Choose organic fruits and vegetables
Even if pesticide residues are found everywhere, even in organic products, they contain less of them. Moreover, it should be noted that organic agriculture also uses pesticides! The difference is that in conventional agriculture these pesticides are synthetic molecules, whereas in organic agriculture they are natural pesticides. If you can’t eat all organic, choose fruits and vegetables that are the least exposed to pesticides when growing. Also avoid consuming the skin of fruits and vegetables from conventional agriculture. Steam cooking is the preferred method for these vegetables. According to a study published in the Journal of Agricultural and Food Chemistry, soaking fruits and vegetables in water mixed with baking soda for at least 15 minutes (1 teaspoon of baking soda per 50cl of water) would get rid of a large part of the pesticides. And yet, even if they contain pesticides, fruits and vegetables remain essential to a healthy and balanced diet.

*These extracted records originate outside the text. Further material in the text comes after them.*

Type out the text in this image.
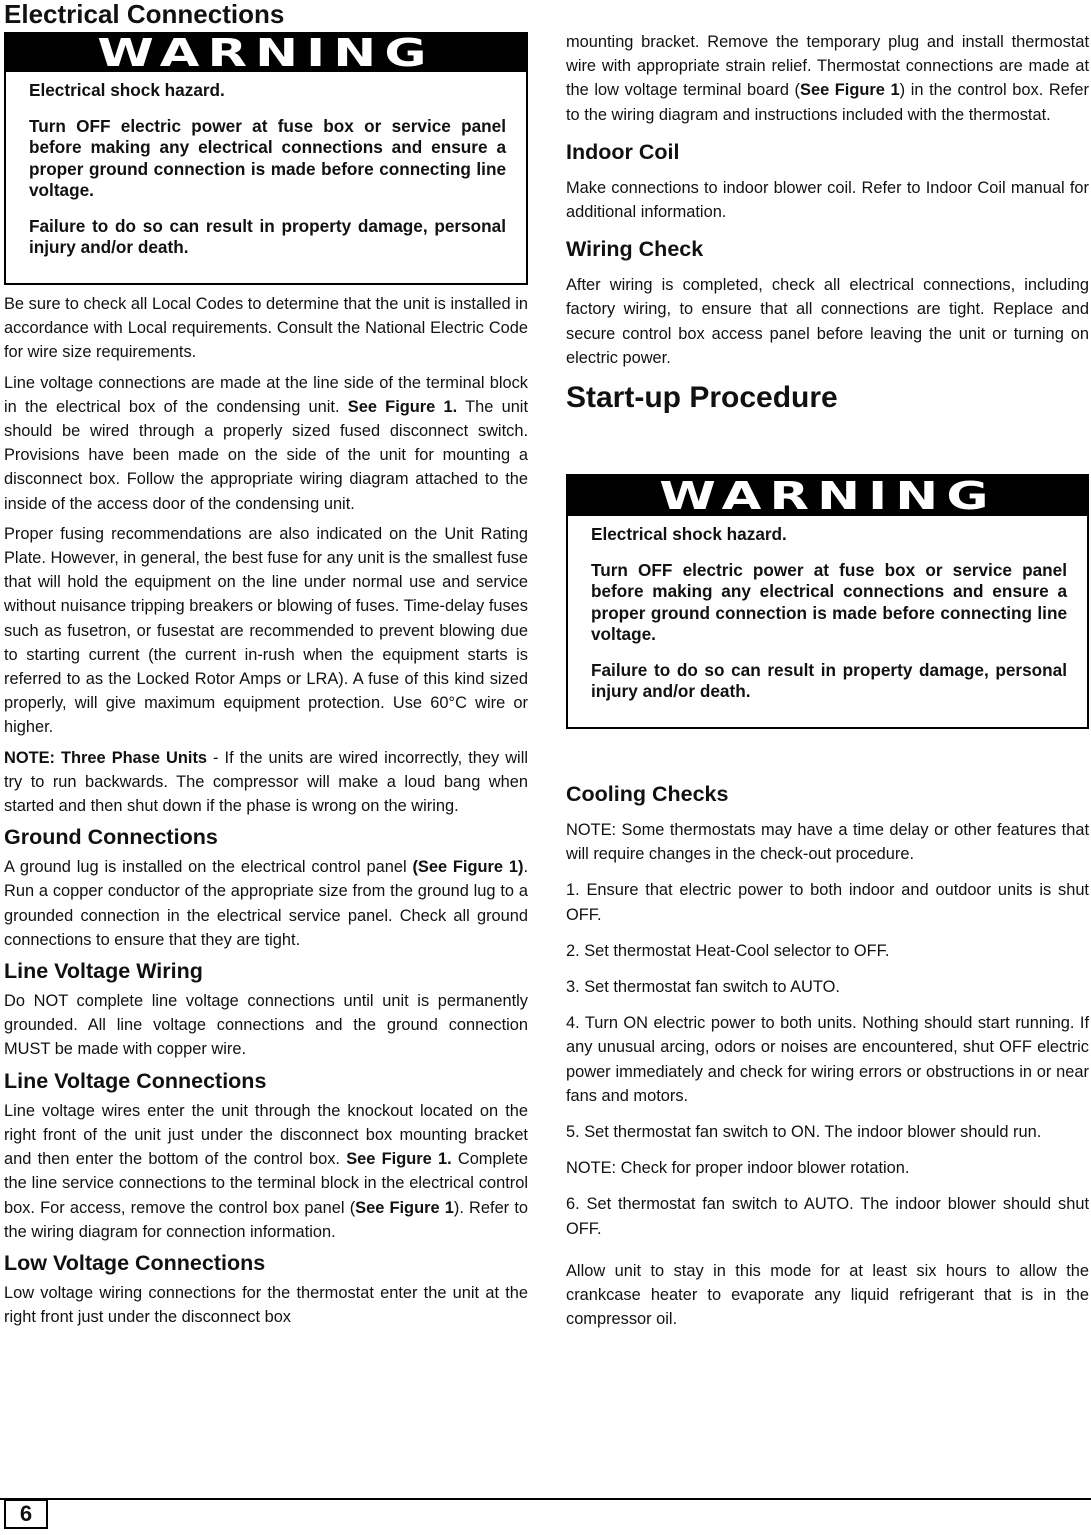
Electrical Connections
WARNING

Electrical shock hazard.

Turn OFF electric power at fuse box or service panel before making any electrical connections and ensure a proper ground connection is made before connecting line voltage.

Failure to do so can result in property damage, personal injury and/or death.

Be sure to check all Local Codes to determine that the unit is installed in accordance with Local requirements. Consult the National Electric Code for wire size requirements.

Line voltage connections are made at the line side of the terminal block in the electrical box of the condensing unit. See Figure 1. The unit should be wired through a properly sized fused disconnect switch. Provisions have been made on the side of the unit for mounting a disconnect box. Follow the appropriate wiring diagram attached to the inside of the access door of the condensing unit.

Proper fusing recommendations are also indicated on the Unit Rating Plate. However, in general, the best fuse for any unit is the smallest fuse that will hold the equipment on the line under normal use and service without nuisance tripping breakers or blowing of fuses. Time-delay fuses such as fusetron, or fusestat are recommended to prevent blowing due to starting current (the current in-rush when the equipment starts is referred to as the Locked Rotor Amps or LRA). A fuse of this kind sized properly, will give maximum equipment protection. Use 60°C wire or higher.

NOTE: Three Phase Units - If the units are wired incorrectly, they will try to run backwards. The compressor will make a loud bang when started and then shut down if the phase is wrong on the wiring.

Ground Connections

A ground lug is installed on the electrical control panel (See Figure 1). Run a copper conductor of the appropriate size from the ground lug to a grounded connection in the electrical service panel. Check all ground connections to ensure that they are tight.

Line Voltage Wiring

Do NOT complete line voltage connections until unit is permanently grounded. All line voltage connections and the ground connection MUST be made with copper wire.

Line Voltage Connections

Line voltage wires enter the unit through the knockout located on the right front of the unit just under the disconnect box mounting bracket and then enter the bottom of the control box. See Figure 1. Complete the line service connections to the terminal block in the electrical control box. For access, remove the control box panel (See Figure 1). Refer to the wiring diagram for connection information.

Low Voltage Connections

Low voltage wiring connections for the thermostat enter the unit at the right front just under the disconnect box

mounting bracket. Remove the temporary plug and install thermostat wire with appropriate strain relief. Thermostat connections are made at the low voltage terminal board (See Figure 1) in the control box. Refer to the wiring diagram and instructions included with the thermostat.

Indoor Coil

Make connections to indoor blower coil. Refer to Indoor Coil manual for additional information.

Wiring Check

After wiring is completed, check all electrical connections, including factory wiring, to ensure that all connections are tight. Replace and secure control box access panel before leaving the unit or turning on electric power.

Start-up Procedure
WARNING

Electrical shock hazard.

Turn OFF electric power at fuse box or service panel before making any electrical connections and ensure a proper ground connection is made before connecting line voltage.

Failure to do so can result in property damage, personal injury and/or death.

Cooling Checks

NOTE: Some thermostats may have a time delay or other features that will require changes in the check-out procedure.

1. Ensure that electric power to both indoor and outdoor units is shut OFF.

2. Set thermostat Heat-Cool selector to OFF.

3. Set thermostat fan switch to AUTO.

4. Turn ON electric power to both units. Nothing should start running. If any unusual arcing, odors or noises are encountered, shut OFF electric power immediately and check for wiring errors or obstructions in or near fans and motors.

5. Set thermostat fan switch to ON. The indoor blower should run.

NOTE: Check for proper indoor blower rotation.

6. Set thermostat fan switch to AUTO. The indoor blower should shut OFF.

Allow unit to stay in this mode for at least six hours to allow the crankcase heater to evaporate any liquid refrigerant that is in the compressor oil.

6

Avoid over-packaged foods and plastic food containers
Water bottles, trays, containers, airtight boxes, fruit and vegetables packed individually. All these packages contain plastic whose compounds can migrate into the food they contain. It is therefore important to ensure that the conditions of use of these packages are respected. For example, do not microwave a box that is not labelled microwave.
Avoid animal products from industrial farms
As already mentioned, they are “high” on antibiotics and hormones. Meat, eggs, dairy products or cultured fish should be avoided in favour of animal products from local farms.
Diversify sources and limit your consumption of predatory fish.
Rivers and seas are polluted by PCBs, highly toxic and non-biodegradable compounds used by industry until 1987. It is therefore important to diversify the sources of supply. Predatory fish at the top of the food chain accumulate heavy metals. Their consumption should be limited.